The gay rights group, the Empire State Pride Agenda, said it sought out clergy in Masachusetts in an effort to rebut critics of same-sex marriage.
"There is a campaign on the side of the religious right to convince people that marriage equality for same-sex couples will threaten religious freedom, but we don't think that is the case, and we don't want any myths to go unanswered," said Alan Van Capelle, executive director of the organization.
"Nobody has more experience in dealing with the issue of marriage equality than Massachusetts, and so the best people to respond are those who live in Massachusetts and who lead religious institutions."
Empire State Pride yesterday released a YouTube video featuring three Massachusetts clergy: Bishop M. Thomas Shaw of the Episcopal Diocese of Massachusetts; the Rev. Nancy S. Taylor of Old South Church, a United Church of Christ congregation in Boston; and the Rev. Michael Wayne Walker of Messiah Baptist Church, an American Baptist congregation in Brockton.
Taylor and Walker officiate at same-sex marriages; Shaw does not, because his denomination opposes it, although he personally supports them.
"We've never had any litigation around same-sex marriages, we've never had any protests that I know of, and we've never had any interference, as far as the government is concerned, in our religious tradition," Shaw said.
Taylor recited a partial list of denominations in Massachusetts that do not allow their clergy to officiate at same-sex marriages, including the largest, the Catholic Church, and the United Methodist Church, the Evangelical Lutheran Church, and the Episcopal Church.

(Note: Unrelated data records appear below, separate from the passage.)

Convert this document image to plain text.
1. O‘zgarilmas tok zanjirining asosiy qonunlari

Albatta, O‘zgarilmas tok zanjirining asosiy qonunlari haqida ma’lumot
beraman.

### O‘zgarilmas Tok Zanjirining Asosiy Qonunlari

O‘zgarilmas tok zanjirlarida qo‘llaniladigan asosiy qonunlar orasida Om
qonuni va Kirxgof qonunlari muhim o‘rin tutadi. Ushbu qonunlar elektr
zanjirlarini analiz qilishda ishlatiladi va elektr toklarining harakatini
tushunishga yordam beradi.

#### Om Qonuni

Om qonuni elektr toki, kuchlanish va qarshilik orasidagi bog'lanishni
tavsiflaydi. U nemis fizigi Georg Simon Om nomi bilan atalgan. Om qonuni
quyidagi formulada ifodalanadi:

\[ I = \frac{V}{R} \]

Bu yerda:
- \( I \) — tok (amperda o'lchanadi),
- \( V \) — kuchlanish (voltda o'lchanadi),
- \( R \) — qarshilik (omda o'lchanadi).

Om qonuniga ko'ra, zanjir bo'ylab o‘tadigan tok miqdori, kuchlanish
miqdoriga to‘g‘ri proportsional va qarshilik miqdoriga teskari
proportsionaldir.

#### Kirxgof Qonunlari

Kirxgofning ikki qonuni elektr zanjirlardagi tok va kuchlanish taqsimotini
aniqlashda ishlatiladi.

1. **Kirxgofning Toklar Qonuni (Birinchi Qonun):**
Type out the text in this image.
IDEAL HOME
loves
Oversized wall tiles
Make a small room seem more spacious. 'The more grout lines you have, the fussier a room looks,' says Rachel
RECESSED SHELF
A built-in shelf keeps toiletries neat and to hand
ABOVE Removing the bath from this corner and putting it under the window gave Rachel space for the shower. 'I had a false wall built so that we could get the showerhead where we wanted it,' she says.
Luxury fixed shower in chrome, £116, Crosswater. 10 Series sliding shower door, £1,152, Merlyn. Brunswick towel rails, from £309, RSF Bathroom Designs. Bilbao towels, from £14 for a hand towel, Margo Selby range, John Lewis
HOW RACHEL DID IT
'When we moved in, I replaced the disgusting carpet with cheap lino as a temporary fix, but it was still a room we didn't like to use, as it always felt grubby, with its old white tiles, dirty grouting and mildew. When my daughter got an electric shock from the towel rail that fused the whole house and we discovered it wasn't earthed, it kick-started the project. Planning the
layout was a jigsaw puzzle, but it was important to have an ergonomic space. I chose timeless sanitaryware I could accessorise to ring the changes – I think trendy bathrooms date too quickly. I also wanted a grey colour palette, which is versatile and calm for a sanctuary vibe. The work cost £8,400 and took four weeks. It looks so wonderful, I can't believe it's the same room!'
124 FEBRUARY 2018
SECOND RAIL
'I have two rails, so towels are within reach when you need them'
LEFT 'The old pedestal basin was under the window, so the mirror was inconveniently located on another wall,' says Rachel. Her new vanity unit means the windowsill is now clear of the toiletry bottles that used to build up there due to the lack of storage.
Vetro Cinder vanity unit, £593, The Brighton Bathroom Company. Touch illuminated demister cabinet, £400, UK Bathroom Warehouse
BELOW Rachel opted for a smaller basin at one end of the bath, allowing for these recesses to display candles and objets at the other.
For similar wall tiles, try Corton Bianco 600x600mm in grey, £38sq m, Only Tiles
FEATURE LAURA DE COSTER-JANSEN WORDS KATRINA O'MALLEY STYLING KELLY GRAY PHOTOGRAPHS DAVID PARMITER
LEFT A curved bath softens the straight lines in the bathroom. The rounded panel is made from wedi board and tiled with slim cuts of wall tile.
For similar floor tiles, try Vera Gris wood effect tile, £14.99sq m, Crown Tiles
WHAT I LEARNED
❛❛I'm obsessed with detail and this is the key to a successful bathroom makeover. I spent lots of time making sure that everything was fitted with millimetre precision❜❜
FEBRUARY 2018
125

Other groups that do not perform same-sex marriages in Massachusetts include Orthodox Christian churches, Orthodox Judaism, Islam, and the Mormons.
"The fact is that the vast majority of churches and ministers in Massachusetts cannot and do not officiate at same-gender marriage because they're not permitted to by their traditions," Taylor said. "It has nothing to do with the state. It's their own religious tradition."
The Empire State Pride Agenda also released a series of interviews with Massachusetts clergy from liberal denominations who assert that their religious freedom had not been affected by the legalization of same-sex marriage.
Among those cited are the Rev. John Stendahl, pastor of the Lutheran Church of the Newtons and the Rev. Margaret Bullitt-Jonas, an Episcopal priest in Amherst, both of whom are forbidden by their denominations from officiating at same-sex marriages, as well as Rabbi Elias Lieberman of a Reform synagogue in Falmouth, and the Rev. William G. Sinkford, president of the Unitarian Universalist Association, who do officiate at same-sex marriages.
Van Capelle said the gay-rights group's staff will download the six-minute video of Massachusetts clergy onto their cellphones and bring it with them to show New York legislators, who are expected to tackle the same-sex marriage issue this year.
The governor of New York, David A. Paterson, introduced legislation last week to legalize same-sex marriage in the state.
"It is a constant concern from elected officials that religious institutions in their district are somehow going to be forced to compromise their faith traditions," van Capelle said. "It's important to hear from people in a state that has marriage equality that that is not the case. Massachusetts has gone from being a trailblazer to now being a teacher and a case study for the rest of the nation."
Two leading opponents of same-sex marriage in Massachusetts said yesterday they believe that conflicts between religions and the state are coming. Kris Mineau, president of the Massachusetts Family Institute, cited as an example the state's insistence that Catholic Charities be willing to place adoptive children with same-sex couples in order to continue receiving state funding, a requirement that led Catholic Charities to get out of the adoption business.
"Same-sex marriage is on a collision course with religious liberties; it's inevitable," said Mineau, who also predicted that some churches could lose their nonprofit status if they do not agree with public policy on gay rights.
Edward F. Saunders Jr., executive director of the Massachusetts Catholic Conference, cited the debate over "conscience clauses" for medical professionals who don't want to provide abortion services as another example of the tension between religious freedom and public policy that he expects to be heightened by the legalization of same-sex marriage.
"I don't think there's been any immediate direct effect right at the moment, but the fear is there that there will be a confrontation," Saunders said.